Founded in 2017, the Malaysia Independent Living Association for Disabled (MILAD) is an NGO run by PWDs, for PWDs. Their aim is to help PWDs attain Independent Living. In other words, being able to live and enjoy life just like everyone else in society.
What is Independent Living?
Independent Living is more than a catchphrase. It’s a philosophy, a way of life that works towards providing PWDs with the chance to gain equal opportunities, self-determination, self-respect and full inclusion and participation in the community.
MILAD runs the first Independent Living Centre (ILC) in Malaysia, which provides an infrastructure of support, advice and information for PWD Malaysians regardless of race or religion.
“Our approach is very holistic,” explained Esther Lim Beng Kwan, President of MILAD. “We tackle the problems at the real root cause to remove the social barriers that exclude us [disabled people] from participation in society.”
How Does MILAD Help?
To help PWDs to attain Independent Living, MILAD offers a number of services that includes:
Skill training programmes
Personal assistance services
Disability equality training
Aside from that, MILAD also provides access advocacy and consultation to the government and private sectors to ensure that accessibility facilities such as ramps and walkways are not only provided but also properly constructed.
One of their newest initiatives is the transportation programme. MILAD is currently raising funds for a wheelchair-accessible van that can be used to help more PWDs to go out, live independently and integrate with society.
So How Can You Help?
If you’re interested in aiding the PWD members of our community, here are a few ways you can help out:
One of the easiest ways to make a difference is to simply sign up as a volunteer.
It doesn’t matter what your skill set is: whether you’re a student or a professional, MILAD is always happy to have volunteers to help out with projects, assist in administrative work and even teach MILAD trainees useful skills such as art, sewing and sports.
Volunteering at MILAD will not only enable you to help the community but also give you the opportunity to raise awareness of PWDs.
If you are really passionate about assisting PWDs, MILAD also plans to set up a personal assistant service for those with severe disabilities.
A personal assistant’s work includes assisting with daily activities such as personal care and housework — things like dressing, bathing, meal preparation, etc. Through this work, you can help PWDs to get involved with the community and live a happier, healthier lifestyle.
Even if you don’t have the time or energy to help out in person, you can still help by sending in a donation. Don’t forget to email a copy of your bank-in slip afterwards so that MILAD can issue an official receipt!

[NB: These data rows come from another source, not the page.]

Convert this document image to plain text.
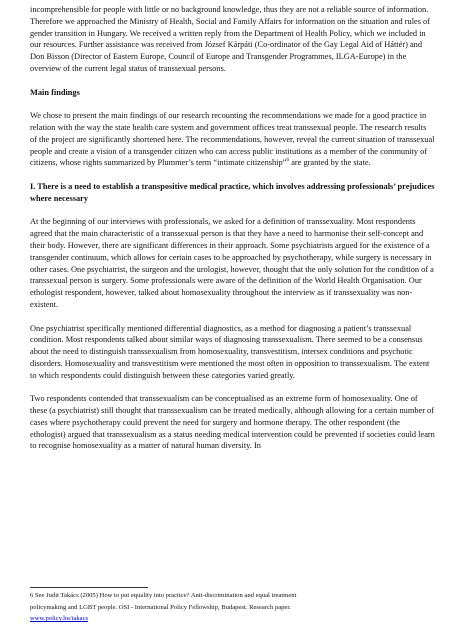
incomprehensible for people with little or no background knowledge, thus they are not a reliable source of information. Therefore we approached the Ministry of Health, Social and Family Affairs for information on the situation and rules of gender transition in Hungary. We received a written reply from the Department of Health Policy, which we included in our resources. Further assistance was received from József Kárpáti (Co-ordinator of the Gay Legal Aid of Háttér) and Don Bisson (Director of Eastern Europe, Council of Europe and Transgender Programmes, ILGA-Europe) in the overview of the current legal status of transsexual persons.

Main findings

We chose to present the main findings of our research recounting the recommendations we made for a good practice in relation with the way the state health care system and government offices treat transsexual people. The research results of the project are significantly shortened here. The recommendations, however, reveal the current situation of transsexual people and create a vision of a transgender citizen who can access public institutions as a member of the community of citizens, whose rights summarized by Plummer’s term “intimate citizenship”$^6$ are granted by the state.

I. There is a need to establish a transpositive medical practice, which involves addressing professionals’ prejudices where necessary

At the beginning of our interviews with professionals, we asked for a definition of transsexuality. Most respondents agreed that the main characteristic of a transsexual person is that they have a need to harmonise their self-concept and their body. However, there are significant differences in their approach. Some psychiatrists argued for the existence of a transgender continuum, which allows for certain cases to be approached by psychotherapy, while surgery is necessary in other cases. One psychiatrist, the surgeon and the urologist, however, thought that the only solution for the condition of a transsexual person is surgery. Some professionals were aware of the definition of the World Health Organisation. Our ethologist respondent, however, talked about homosexuality throughout the interview as if transsexuality was non-existent.

One psychiatrist specifically mentioned differential diagnostics, as a method for diagnosing a patient’s transsexual condition. Most respondents talked about similar ways of diagnosing transsexualism. There seemed to be a consensus about the need to distinguish transsexualism from homosexuality, transvestitism, intersex conditions and psychotic disorders. Homosexuality and transvestitism were mentioned the most often in opposition to transsexualism. The extent to which respondents could distinguish between these categories varied greatly.

Two respondents contended that transsexualism can be conceptualised as an extreme form of homosexuality. One of these (a psychiatrist) still thought that transsexualism can be treated medically, although allowing for a certain number of cases where psychotherapy could prevent the need for surgery and hormone therapy. The other respondent (the ethologist) argued that transsexualism as a status needing medical intervention could be prevented if societies could learn to recognise homosexuality as a matter of natural human diversity. In

6 See Judit Takács (2005) How to put equality into practice? Anti-discrimination and equal treatment

policymaking and LGBT people. OSI - International Policy Fellowship, Budapest. Research paper.

www.policy.hu/takacs
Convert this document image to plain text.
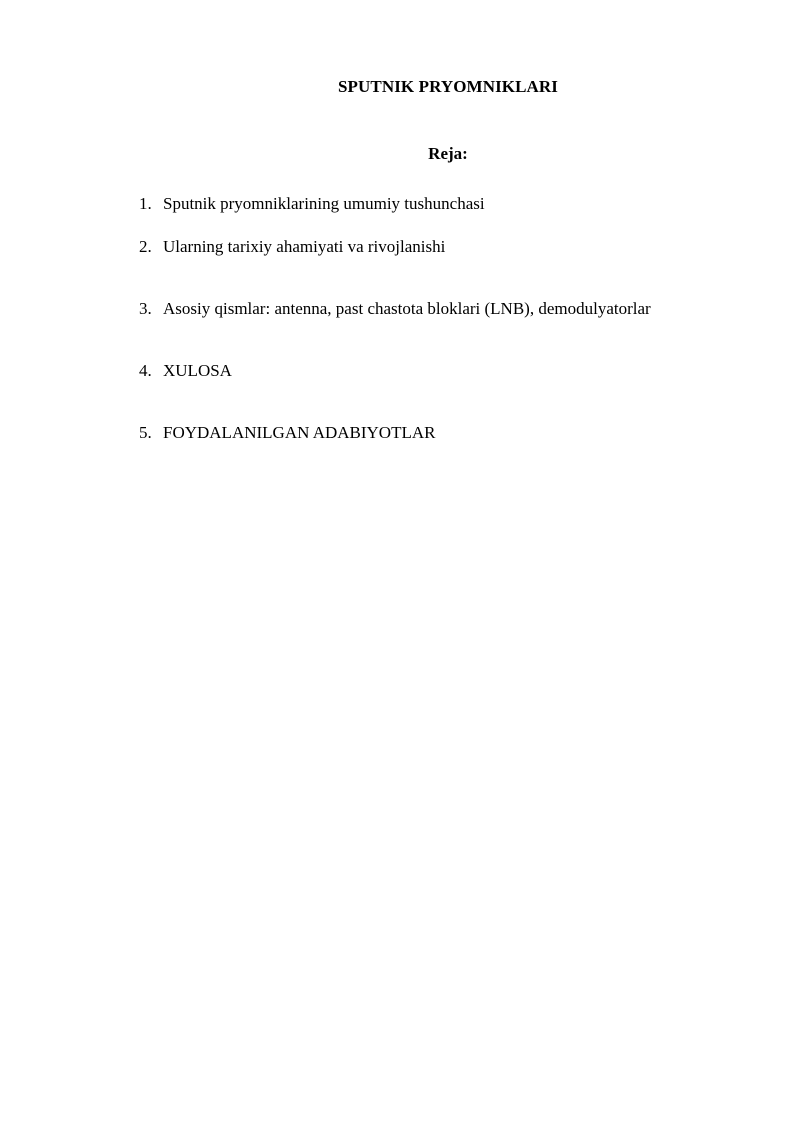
SPUTNIK PRYOMNIKLARI
Reja:
1. Sputnik pryomniklarining umumiy tushunchasi
2. Ularning tarixiy ahamiyati va rivojlanishi
3. Asosiy qismlar: antenna, past chastota bloklari (LNB), demodulyatorlar
4. XULOSA
5. FOYDALANILGAN ADABIYOTLAR
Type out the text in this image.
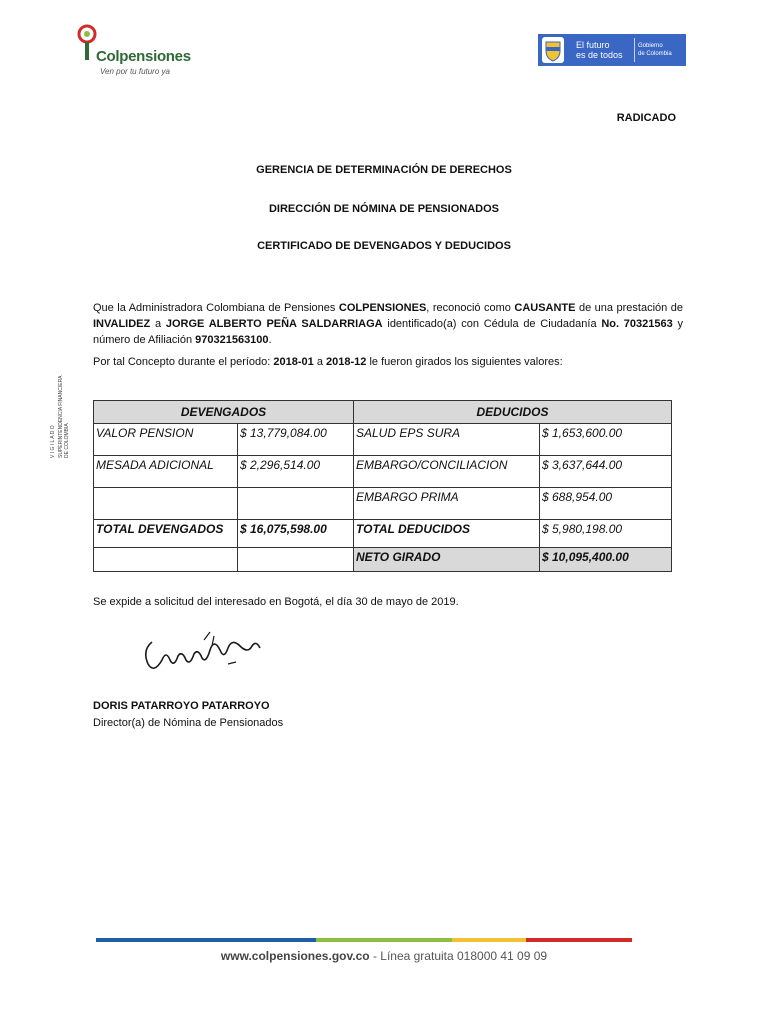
Colpensiones
Ven por tu futuro ya
El futuro
es de todos
Gobierno
de Colombia
RADICADO
GERENCIA DE DETERMINACIÓN DE DERECHOS
DIRECCIÓN DE NÓMINA DE PENSIONADOS
CERTIFICADO DE DEVENGADOS Y DEDUCIDOS
V I G I L A D O SUPERINTENDENCIA FINANCIERA DE COLOMBIA
Que la Administradora Colombiana de Pensiones COLPENSIONES, reconoció como CAUSANTE de una prestación de INVALIDEZ a JORGE ALBERTO PEÑA SALDARRIAGA identificado(a) con Cédula de Ciudadanía No. 70321563 y número de Afiliación 970321563100.
Por tal Concepto durante el período: 2018-01 a 2018-12 le fueron girados los siguientes valores:
DEVENGADOS		DEDUCIDOS	
VALOR PENSION	$ 13,779,084.00	SALUD EPS SURA	$ 1,653,600.00
MESADA ADICIONAL	$ 2,296,514.00	EMBARGO/CONCILIACION	$ 3,637,644.00
		EMBARGO PRIMA	$ 688,954.00
TOTAL DEVENGADOS	$ 16,075,598.00	TOTAL DEDUCIDOS	$ 5,980,198.00
		NETO GIRADO	$ 10,095,400.00
Se expide a solicitud del interesado en Bogotá, el día 30 de mayo de 2019.
DORIS PATARROYO PATARROYO
Director(a) de Nómina de Pensionados
www.colpensiones.gov.co - Línea gratuita 018000 41 09 09
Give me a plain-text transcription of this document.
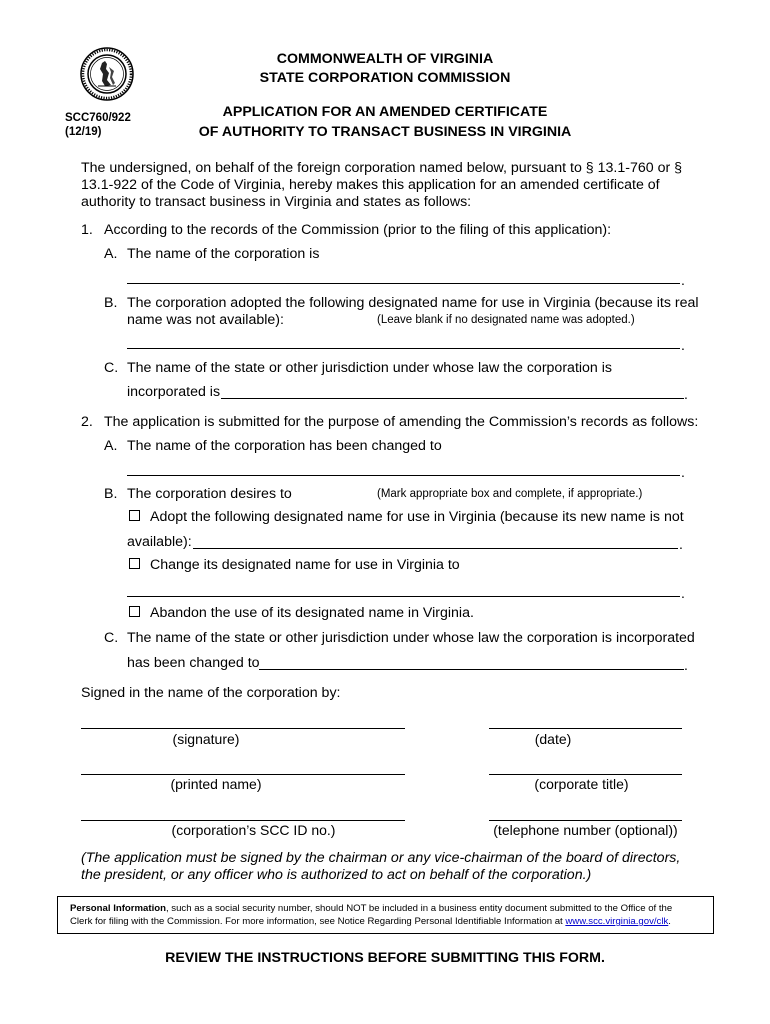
COMMONWEALTH OF VIRGINIA
STATE CORPORATION COMMISSION
SCC760/922
(12/19)
APPLICATION FOR AN AMENDED CERTIFICATE
OF AUTHORITY TO TRANSACT BUSINESS IN VIRGINIA
The undersigned, on behalf of the foreign corporation named below, pursuant to § 13.1-760 or §
13.1-922 of the Code of Virginia, hereby makes this application for an amended certificate of
authority to transact business in Virginia and states as follows:
1. According to the records of the Commission (prior to the filing of this application):
A. The name of the corporation is
.
B. The corporation adopted the following designated name for use in Virginia (because its real
name was not available):	(Leave blank if no designated name was adopted.)
.
C. The name of the state or other jurisdiction under whose law the corporation is
incorporated is	.
2. The application is submitted for the purpose of amending the Commission’s records as follows:
A. The name of the corporation has been changed to
.
B. The corporation desires to	(Mark appropriate box and complete, if appropriate.)
Adopt the following designated name for use in Virginia (because its new name is not
available):	.
Change its designated name for use in Virginia to
.
Abandon the use of its designated name in Virginia.
C. The name of the state or other jurisdiction under whose law the corporation is incorporated
has been changed to	.
Signed in the name of the corporation by:
(signature)	(date)
(printed name)	(corporate title)
(corporation’s SCC ID no.)	(telephone number (optional))
(The application must be signed by the chairman or any vice-chairman of the board of directors,
the president, or any officer who is authorized to act on behalf of the corporation.)
Personal Information, such as a social security number, should NOT be included in a business entity document submitted to the Office of the
Clerk for filing with the Commission. For more information, see Notice Regarding Personal Identifiable Information at www.scc.virginia.gov/clk.
REVIEW THE INSTRUCTIONS BEFORE SUBMITTING THIS FORM.
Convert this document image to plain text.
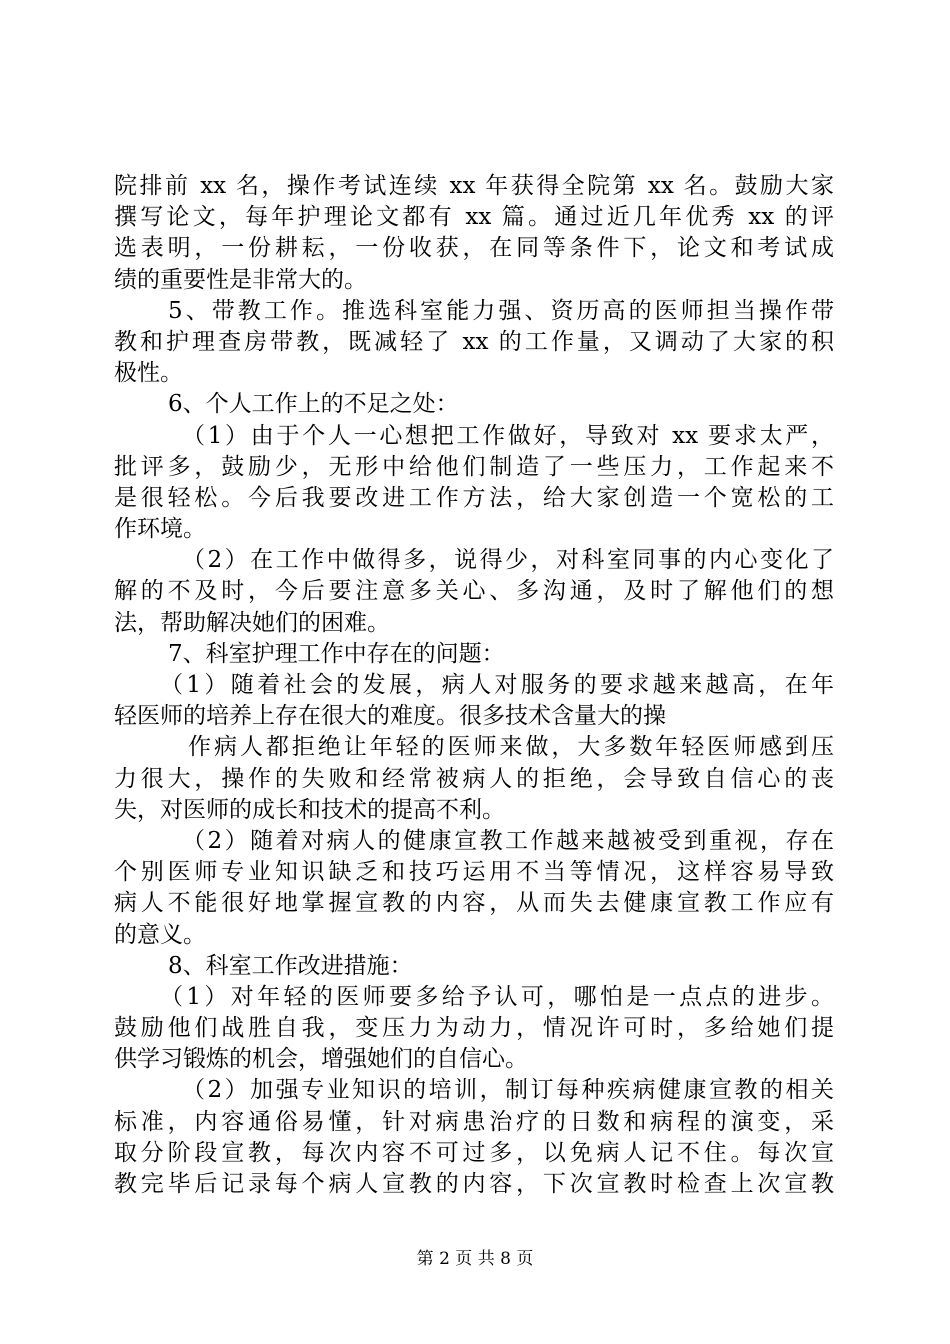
院排前 xx 名，操作考试连续 xx 年获得全院第 xx 名。鼓励大家
撰写论文，每年护理论文都有 xx 篇。通过近几年优秀 xx 的评
选表明，一份耕耘，一份收获，在同等条件下，论文和考试成
绩的重要性是非常大的。
5、带教工作。推选科室能力强、资历高的医师担当操作带
教和护理查房带教，既减轻了 xx 的工作量，又调动了大家的积
极性。
6、个人工作上的不足之处：
（1）由于个人一心想把工作做好，导致对 xx 要求太严，
批评多，鼓励少，无形中给他们制造了一些压力，工作起来不
是很轻松。今后我要改进工作方法，给大家创造一个宽松的工
作环境。
（2）在工作中做得多，说得少，对科室同事的内心变化了
解的不及时，今后要注意多关心、多沟通，及时了解他们的想
法，帮助解决她们的困难。
7、科室护理工作中存在的问题：
（1）随着社会的发展，病人对服务的要求越来越高，在年
轻医师的培养上存在很大的难度。很多技术含量大的操
作病人都拒绝让年轻的医师来做，大多数年轻医师感到压
力很大，操作的失败和经常被病人的拒绝，会导致自信心的丧
失，对医师的成长和技术的提高不利。
（2）随着对病人的健康宣教工作越来越被受到重视，存在
个别医师专业知识缺乏和技巧运用不当等情况，这样容易导致
病人不能很好地掌握宣教的内容，从而失去健康宣教工作应有
的意义。
8、科室工作改进措施：
（1）对年轻的医师要多给予认可，哪怕是一点点的进步。
鼓励他们战胜自我，变压力为动力，情况许可时，多给她们提
供学习锻炼的机会，增强她们的自信心。
（2）加强专业知识的培训，制订每种疾病健康宣教的相关
标准，内容通俗易懂，针对病患治疗的日数和病程的演变，采
取分阶段宣教，每次内容不可过多，以免病人记不住。每次宣
教完毕后记录每个病人宣教的内容，下次宣教时检查上次宣教
第 2 页 共 8 页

The Importance of Independent Living
In the past, many have treated PWDs as if they were charity cases. Even the most well-meaning were so wrapped up in what PWDs couldn’t do that they failed to consider all the things that they can do.
Whether we’re talking about physical disabilities or developmental disabilities such as autism, it is important for our community to give PWDs a chance to fulfill their own dreams. By providing an opportunity to live independently and participate as equals in the community, we can truly make a lasting difference in the lives of PWDs all over the nation.